Hart - a Canadian known for his perma-wet long curly hair, round mirrored-shades and black-and-pink gear - was champion of the WWF on and off for much of the 1990s. This documentary provides a behind-the-scenes glimpse of the business side of professional wrestling and how it chewed up and spit out Bret Hart.

Canadian director Paul Jay, also, and just as importantly, captures the fascinating family history of the wrestling-prone Hart clan and its masochistic patriarch, Stu, who specializes in "stretches", or eyeball-blood-vessel-bursting submission holds.

"Everyday I was stretched pretty good," says Stu Hart, about the time he spent in a foster home, a place where he fell in with a group of young wrestlers who liked to apply submission holds and teach others to apply them.

Soon enough Stu had his own family. He clamped submission holds on his son Bret and anybody else he invited home from the gym to work out in the family basement. It was known as the dungeon. Inside the dungeon is where Stu literally stretched people to the limit to see how much pain they could endure; or "how much of a man" they were.

Overall, the darker sides of the WWF (today known as World Wrestling Entertainment) dominate the film. Its owner, Vince McMahon, goes out of his way to stick it to Hart as he leaves the WWF to join Ted Turner’s competing network, World Championship Wrestling. Emotions get amplified because of Hart’s desire to keep the sport on higher moral ground, one suitable for its younger fans; while McMahon is only just discovering the power of mixing soap opera-style sex scenarios with wrestling.

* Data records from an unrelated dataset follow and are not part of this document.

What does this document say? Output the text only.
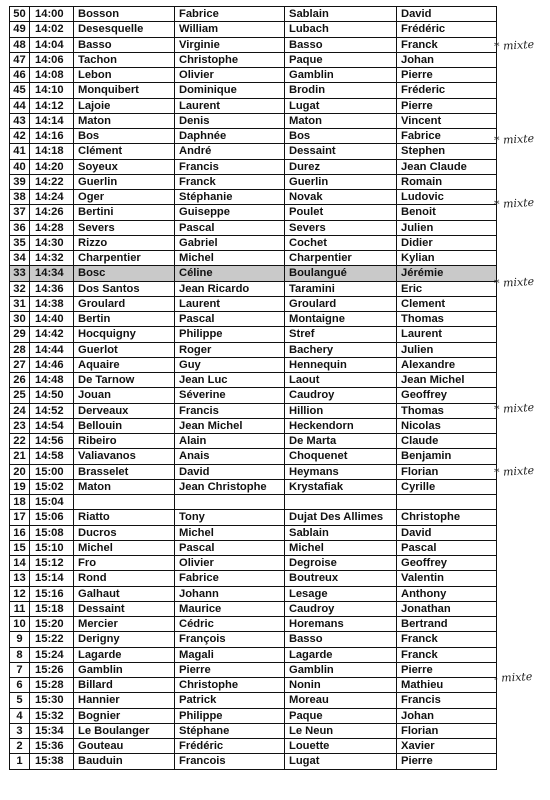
50	14:00	Bosson	Fabrice	Sablain	David
49	14:02	Desesquelle	William	Lubach	Frédéric
48	14:04	Basso	Virginie	Basso	Franck
47	14:06	Tachon	Christophe	Paque	Johan
46	14:08	Lebon	Olivier	Gamblin	Pierre
45	14:10	Monquibert	Dominique	Brodin	Fréderic
44	14:12	Lajoie	Laurent	Lugat	Pierre
43	14:14	Maton	Denis	Maton	Vincent
42	14:16	Bos	Daphnée	Bos	Fabrice
41	14:18	Clément	André	Dessaint	Stephen
40	14:20	Soyeux	Francis	Durez	Jean Claude
39	14:22	Guerlin	Franck	Guerlin	Romain
38	14:24	Oger	Stéphanie	Novak	Ludovic
37	14:26	Bertini	Guiseppe	Poulet	Benoit
36	14:28	Severs	Pascal	Severs	Julien
35	14:30	Rizzo	Gabriel	Cochet	Didier
34	14:32	Charpentier	Michel	Charpentier	Kylian
33	14:34	Bosc	Céline	Boulangué	Jérémie
32	14:36	Dos Santos	Jean Ricardo	Taramini	Eric
31	14:38	Groulard	Laurent	Groulard	Clement
30	14:40	Bertin	Pascal	Montaigne	Thomas
29	14:42	Hocquigny	Philippe	Stref	Laurent
28	14:44	Guerlot	Roger	Bachery	Julien
27	14:46	Aquaire	Guy	Hennequin	Alexandre
26	14:48	De Tarnow	Jean Luc	Laout	Jean Michel
25	14:50	Jouan	Séverine	Caudroy	Geoffrey
24	14:52	Derveaux	Francis	Hillion	Thomas
23	14:54	Bellouin	Jean Michel	Heckendorn	Nicolas
22	14:56	Ribeiro	Alain	De Marta	Claude
21	14:58	Valiavanos	Anais	Choquenet	Benjamin
20	15:00	Brasselet	David	Heymans	Florian
19	15:02	Maton	Jean Christophe	Krystafiak	Cyrille
18	15:04				
17	15:06	Riatto	Tony	Dujat Des Allimes	Christophe
16	15:08	Ducros	Michel	Sablain	David
15	15:10	Michel	Pascal	Michel	Pascal
14	15:12	Fro	Olivier	Degroise	Geoffrey
13	15:14	Rond	Fabrice	Boutreux	Valentin
12	15:16	Galhaut	Johann	Lesage	Anthony
11	15:18	Dessaint	Maurice	Caudroy	Jonathan
10	15:20	Mercier	Cédric	Horemans	Bertrand
9	15:22	Derigny	François	Basso	Franck
8	15:24	Lagarde	Magali	Lagarde	Franck
7	15:26	Gamblin	Pierre	Gamblin	Pierre
6	15:28	Billard	Christophe	Nonin	Mathieu
5	15:30	Hannier	Patrick	Moreau	Francis
4	15:32	Bognier	Philippe	Paque	Johan
3	15:34	Le Boulanger	Stéphane	Le Neun	Florian
2	15:36	Gouteau	Frédéric	Louette	Xavier
1	15:38	Bauduin	Francois	Lugat	Pierre
* mixte
* mixte
* mixte
* mixte
* mixte
* mixte
- mixte
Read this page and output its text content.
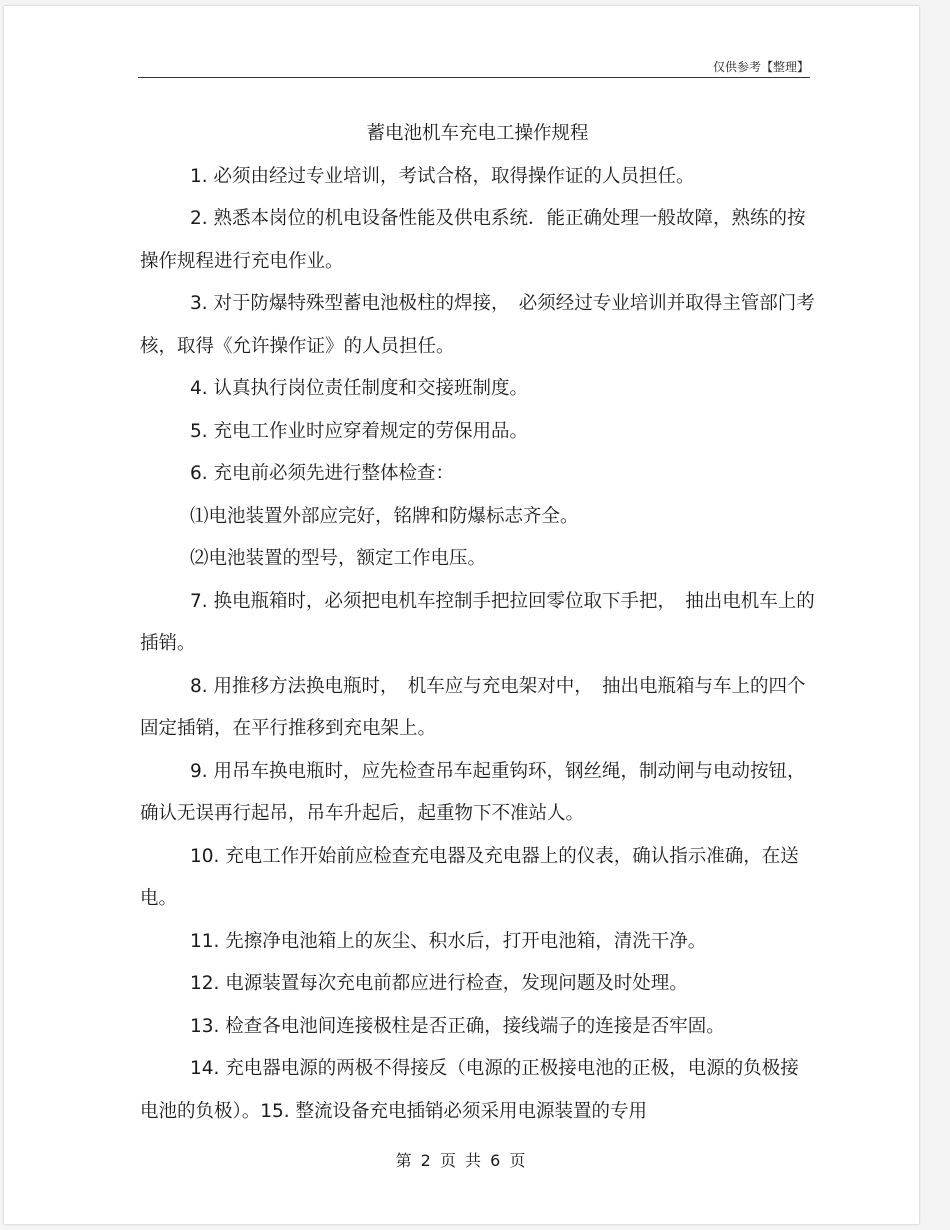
仅供参考【整理】

蓄电池机车充电工操作规程

1. 必须由经过专业培训，考试合格，取得操作证的人员担任。

2. 熟悉本岗位的机电设备性能及供电系统．能正确处理一般故障，熟练的按操作规程进行充电作业。

3. 对于防爆特殊型蓄电池极柱的焊接，　必须经过专业培训并取得主管部门考核，取得《允许操作证》的人员担任。

4. 认真执行岗位责任制度和交接班制度。

5. 充电工作业时应穿着规定的劳保用品。

6. 充电前必须先进行整体检查：

⑴电池装置外部应完好，铭牌和防爆标志齐全。

⑵电池装置的型号，额定工作电压。

7. 换电瓶箱时，必须把电机车控制手把拉回零位取下手把，　抽出电机车上的插销。

8. 用推移方法换电瓶时，　机车应与充电架对中，　抽出电瓶箱与车上的四个固定插销，在平行推移到充电架上。

9. 用吊车换电瓶时，应先检查吊车起重钩环，钢丝绳，制动闸与电动按钮，确认无误再行起吊，吊车升起后，起重物下不准站人。

10. 充电工作开始前应检查充电器及充电器上的仪表，确认指示准确，在送电。

11. 先擦净电池箱上的灰尘、积水后，打开电池箱，清洗干净。

12. 电源装置每次充电前都应进行检查，发现问题及时处理。

13. 检查各电池间连接极柱是否正确，接线端子的连接是否牢固。

14. 充电器电源的两极不得接反（电源的正极接电池的正极，电源的负极接电池的负极）。15. 整流设备充电插销必须采用电源装置的专用

第 2 页 共 6 页
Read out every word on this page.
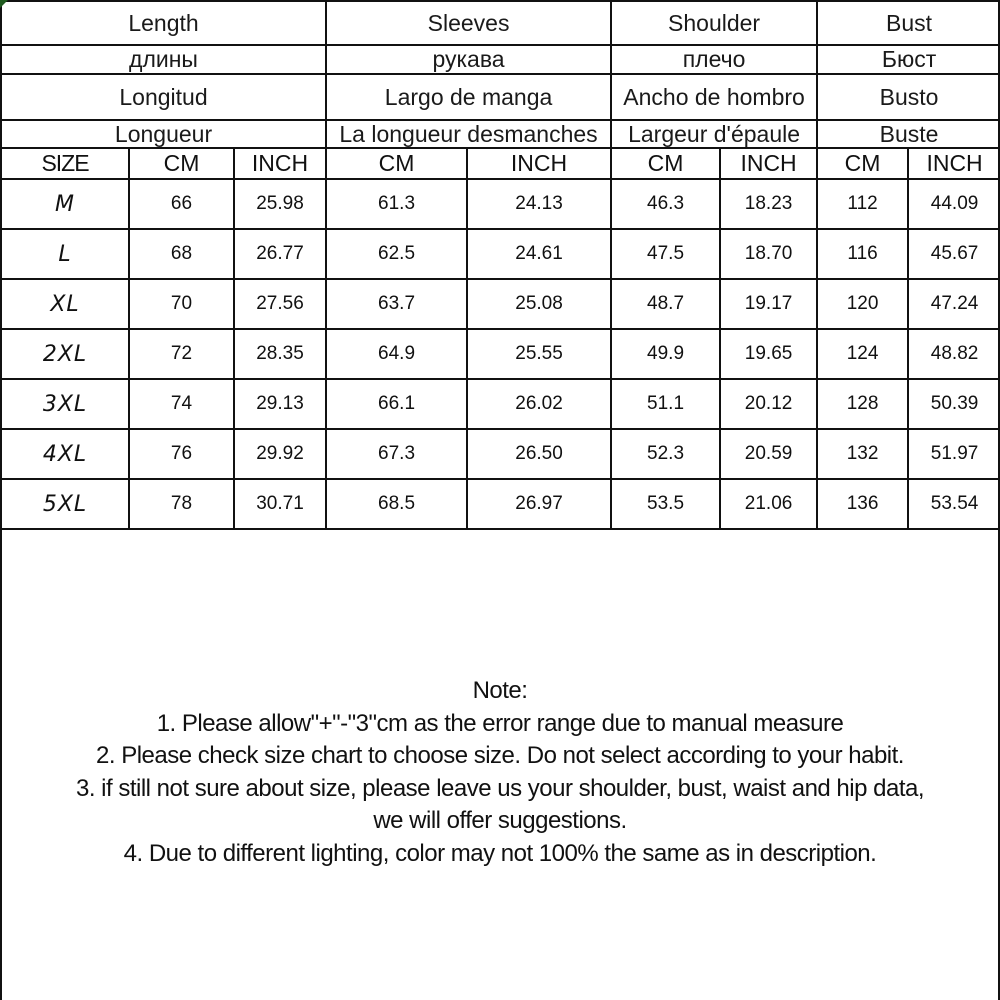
Length			Sleeves		Shoulder		Bust	
длины			рукава		плечо		Бюст	
Longitud			Largo de manga		Ancho de hombro		Busto	
Longueur			La longueur desmanches		Largeur d'épaule		Buste	
SIZE	CM	INCH	CM	INCH	CM	INCH	CM	INCH
M	66	25.98	61.3	24.13	46.3	18.23	112	44.09
L	68	26.77	62.5	24.61	47.5	18.70	116	45.67
XL	70	27.56	63.7	25.08	48.7	19.17	120	47.24
2XL	72	28.35	64.9	25.55	49.9	19.65	124	48.82
3XL	74	29.13	66.1	26.02	51.1	20.12	128	50.39
4XL	76	29.92	67.3	26.50	52.3	20.59	132	51.97
5XL	78	30.71	68.5	26.97	53.5	21.06	136	53.54
Note:
1. Please allow"+"-"3"cm as the error range due to manual measure
2. Please check size chart to choose size. Do not select according to your habit.
3. if still not sure about size, please leave us your shoulder, bust, waist and hip data,
we will offer suggestions.
4. Due to different lighting, color may not 100% the same as in description.
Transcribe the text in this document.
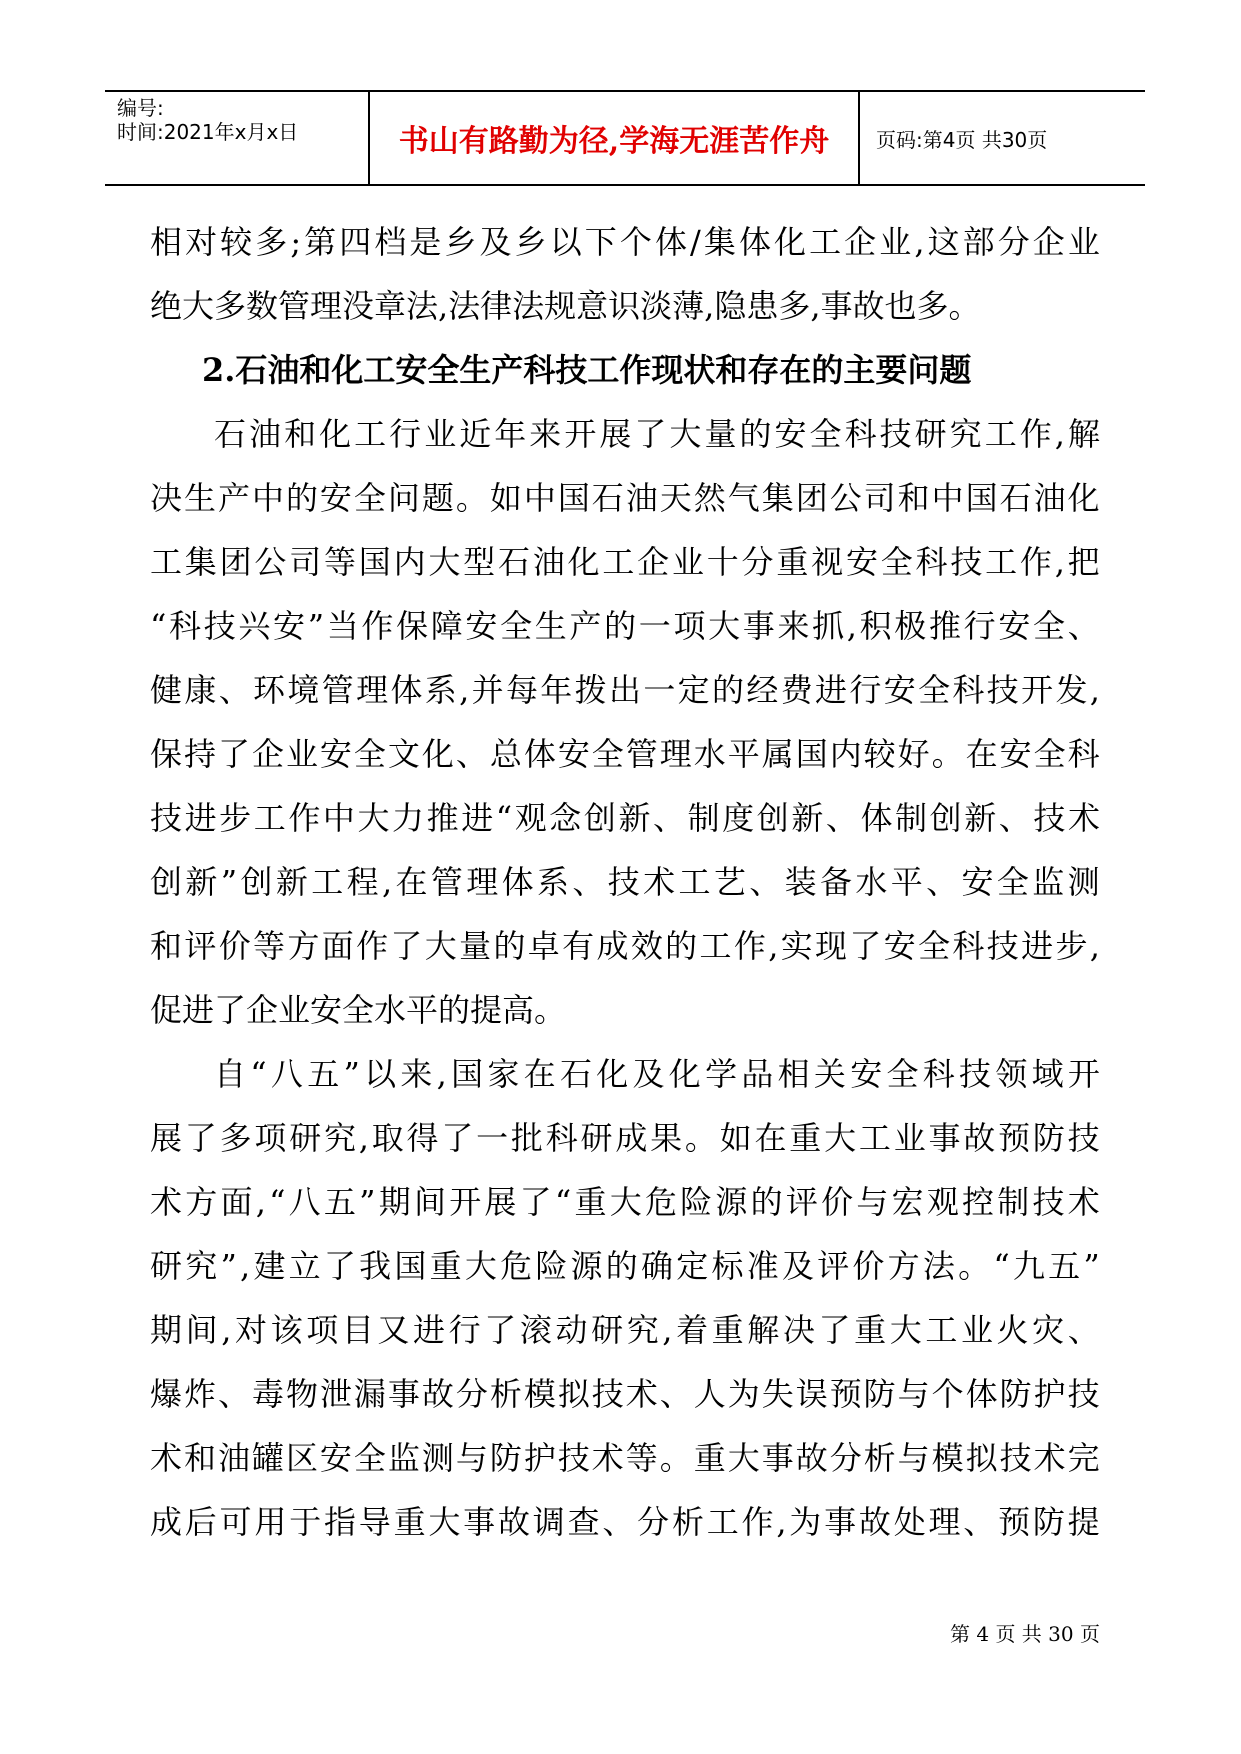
编号:
时间:2021年x月x日	书山有路勤为径,学海无涯苦作舟	页码:第4页 共30页
相 对 较 多 ; 第 四 档 是 乡 及 乡 以 下 个 体 / 集 体 化 工 企 业 , 这 部 分 企 业
绝大多数管理没章法,法律法规意识淡薄,隐患多,事故也多。
2.石油和化工安全生产科技工作现状和存在的主要问题
石 油 和 化 工 行 业 近 年 来 开 展 了 大 量 的 安 全 科 技 研 究 工 作 , 解
决 生 产 中 的 安 全 问 题 。 如 中 国 石 油 天 然 气 集 团 公 司 和 中 国 石 油 化
工 集 团 公 司 等 国 内 大 型 石 油 化 工 企 业 十 分 重 视 安 全 科 技 工 作 , 把
“ 科 技 兴 安 ” 当 作 保 障 安 全 生 产 的 一 项 大 事 来 抓 , 积 极 推 行 安 全 、
健 康 、 环 境 管 理 体 系 , 并 每 年 拨 出 一 定 的 经 费 进 行 安 全 科 技 开 发 ,
保 持 了 企 业 安 全 文 化 、 总 体 安 全 管 理 水 平 属 国 内 较 好 。 在 安 全 科
技 进 步 工 作 中 大 力 推 进 “ 观 念 创 新 、 制 度 创 新 、 体 制 创 新 、 技 术
创 新 ” 创 新 工 程 , 在 管 理 体 系 、 技 术 工 艺 、 装 备 水 平 、 安 全 监 测
和 评 价 等 方 面 作 了 大 量 的 卓 有 成 效 的 工 作 , 实 现 了 安 全 科 技 进 步 ,
促进了企业安全水平的提高。
自 “ 八 五 ” 以 来 , 国 家 在 石 化 及 化 学 品 相 关 安 全 科 技 领 域 开
展 了 多 项 研 究 , 取 得 了 一 批 科 研 成 果 。 如 在 重 大 工 业 事 故 预 防 技
术 方 面 , “ 八 五 ” 期 间 开 展 了 “ 重 大 危 险 源 的 评 价 与 宏 观 控 制 技 术
研 究 ” , 建 立 了 我 国 重 大 危 险 源 的 确 定 标 准 及 评 价 方 法 。 “ 九 五 ”
期 间 , 对 该 项 目 又 进 行 了 滚 动 研 究 , 着 重 解 决 了 重 大 工 业 火 灾 、
爆 炸 、 毒 物 泄 漏 事 故 分 析 模 拟 技 术 、 人 为 失 误 预 防 与 个 体 防 护 技
术 和 油 罐 区 安 全 监 测 与 防 护 技 术 等 。 重 大 事 故 分 析 与 模 拟 技 术 完
成 后 可 用 于 指 导 重 大 事 故 调 查 、 分 析 工 作 , 为 事 故 处 理 、 预 防 提
第 4 页 共 30 页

McMahon’s path leads to sky-high television ratings, ratings his WWE maintains today. Hart’s choices bring him a blind-sided betrayal from McMahon and embarrassment in front of his hometown Canadian fans.

"I have no sympathy for Brett whatsoever," says McMahon, sporting a black eye in a television interview several days after the Montreal match. "I have no sympathy for someone not doing the right thing for the business that made him Bret, screwed Bret."

Want to know what happened? It's pretty damn good and it does involve a submission hold. "Hitman Hart: Wrestling with Shadows," is showing this month exclusively on The Documentary Channel.